50. Похороны Ганджи
М. П. Старицкий,
Л. М. Старицкая-Черняховская
И неизвестно, чем бы кончилась эта бурная сцена, если бы ее не прервали радостные, громкие крики: «Кривонос, Кривонос вернулся!»
Вслед за криками послышался в лагере шумный топот коней и поглотил все внимание разгоряченных спором голов.
– Ну, что, Максиме, – крикнул радостно гетман навстречу приближавшемуся Кривоносу, – заструнчил Ярему? Веди-ка его сюда… Будет он у нас почетнейшим гостем.
Но Кривонос шел туча тучей, не глядя на товарищей; на почерневшем, осунувшемся лице его лежала печать снедающей муки. Богдан взглянул на него, и ему стало страшно за своего искалеченного друга.
– Нема Яремы, ясновельможный гетмане, – проговорил, наконец, каким-то клокочущим голосом Кривонос, разводя тоскливо руками.
– Что ж, убили его невзначай? Не давался в руки живьем? – взглянул Богдан на стоявших за Кривоносом Кречовского и Золотаренка, но те потупились и молчали.
– Не убит этот аспид, – простонал мучительно Кривонос, – жив мой ворог лютый, живехонек! Это я, старый дурень, трухлявый, никчемный пень, это я третий раз проворонил его! О, будь же я проклят навеки! – дернул он себя за чуприну и отбросил целую прядь серебристых волос. – Чтоб наплевало на меня честное товариство, чтоб потоптал мою голову татарин… Нет, не годен я больше носить эту саблю, на, возьми ее, гетман, а мою душу пусть возьмут ведьмы и понесут ее на потеху чертям!
– Что ты, что ты, Максиме, – отклонил протянутую к нему саблю Богдан. – Носи ее, как и носил честно да славно… И какую это ты чушь понес, словно белены объелся! За что проклинаешь себя? Все мы тебя знаем за велетня, а Кречовского и Золотаренка за рыцарей славных; никто не усумнится в вашей доблести и отваге. Что ж делать, коли наскочили на большую силу, коли не дался и отбился всему свету известный вояка? Тут еще нет позора.

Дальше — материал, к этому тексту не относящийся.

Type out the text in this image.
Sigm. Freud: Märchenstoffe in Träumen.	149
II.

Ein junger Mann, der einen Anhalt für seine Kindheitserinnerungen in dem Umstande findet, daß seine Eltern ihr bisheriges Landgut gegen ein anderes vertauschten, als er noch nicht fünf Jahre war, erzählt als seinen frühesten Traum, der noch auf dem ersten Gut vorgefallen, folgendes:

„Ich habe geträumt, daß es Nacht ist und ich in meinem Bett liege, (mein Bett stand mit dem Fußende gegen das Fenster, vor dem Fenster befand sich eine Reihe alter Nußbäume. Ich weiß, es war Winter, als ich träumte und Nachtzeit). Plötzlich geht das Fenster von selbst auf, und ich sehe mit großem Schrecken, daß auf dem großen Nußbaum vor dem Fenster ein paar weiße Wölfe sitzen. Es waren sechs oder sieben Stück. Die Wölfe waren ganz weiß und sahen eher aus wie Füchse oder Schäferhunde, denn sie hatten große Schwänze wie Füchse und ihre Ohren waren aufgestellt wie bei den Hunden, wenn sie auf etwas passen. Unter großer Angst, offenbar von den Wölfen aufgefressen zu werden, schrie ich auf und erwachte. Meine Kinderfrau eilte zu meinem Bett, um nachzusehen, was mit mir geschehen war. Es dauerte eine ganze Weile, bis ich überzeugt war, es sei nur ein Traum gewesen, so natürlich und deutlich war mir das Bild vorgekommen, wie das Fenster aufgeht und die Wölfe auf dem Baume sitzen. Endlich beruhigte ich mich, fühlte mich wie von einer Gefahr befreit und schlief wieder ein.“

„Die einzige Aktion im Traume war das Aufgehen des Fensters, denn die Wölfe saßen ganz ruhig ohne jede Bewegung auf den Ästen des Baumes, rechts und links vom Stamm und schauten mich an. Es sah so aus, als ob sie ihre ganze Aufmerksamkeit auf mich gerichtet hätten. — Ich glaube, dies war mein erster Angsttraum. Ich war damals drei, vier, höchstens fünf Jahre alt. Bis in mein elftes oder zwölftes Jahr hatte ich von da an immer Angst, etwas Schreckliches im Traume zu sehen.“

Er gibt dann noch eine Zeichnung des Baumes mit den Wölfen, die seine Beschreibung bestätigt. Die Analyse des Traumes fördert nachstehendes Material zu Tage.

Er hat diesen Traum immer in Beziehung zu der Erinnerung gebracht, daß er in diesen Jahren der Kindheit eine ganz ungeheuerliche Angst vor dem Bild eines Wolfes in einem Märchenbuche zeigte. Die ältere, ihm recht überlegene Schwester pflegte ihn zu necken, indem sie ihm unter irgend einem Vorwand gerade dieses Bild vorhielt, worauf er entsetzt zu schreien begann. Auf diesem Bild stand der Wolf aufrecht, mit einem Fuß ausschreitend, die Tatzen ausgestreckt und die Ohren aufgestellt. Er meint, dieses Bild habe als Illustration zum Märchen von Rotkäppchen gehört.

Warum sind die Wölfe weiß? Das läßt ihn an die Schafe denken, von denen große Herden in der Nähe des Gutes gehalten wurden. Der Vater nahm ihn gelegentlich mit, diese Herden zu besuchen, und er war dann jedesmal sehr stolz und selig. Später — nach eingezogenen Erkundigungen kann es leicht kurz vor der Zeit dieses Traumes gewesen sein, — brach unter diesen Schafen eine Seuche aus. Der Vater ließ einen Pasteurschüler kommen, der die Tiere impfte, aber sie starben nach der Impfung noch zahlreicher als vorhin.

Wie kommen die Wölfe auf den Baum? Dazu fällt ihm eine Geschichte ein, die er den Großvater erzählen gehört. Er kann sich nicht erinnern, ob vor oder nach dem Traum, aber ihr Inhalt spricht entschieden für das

– Да нет, батьку мой славный, не то, не то, – всхлипнул как-то визгливо Максим, – погнали мы этого волка с волчатами, так бессмертные гусары его и биться с нами не стали, а пустились все наутек… Только чертова батька уйти им было от нас: как пустили мы своих коней, – заговорил он оживленнее и бодрее, – так и сели им на спину. Иван ударил на правое их крыло, Степан – на левое, а я на голову. Видят эти удальцы, закованные сталью и обвешанные зброей, что смерть за плечами, и с отчаяния давай махать копьями. Так куда было им сдержать наш бешеный натиск! Смяли мы их, погнали, как отару овец, кроша на капусту; не помогла пышным воинам дамасская сталь, разлетались их доспехи под нашими саблями, гнулись шлемы под келепами, и окровавленные паны падали кругом, как снопы… Разметали мы их хоругви, прорезались насквозь, а Яремы не догнали – удрал, – закончил Кривонос глухим голосом.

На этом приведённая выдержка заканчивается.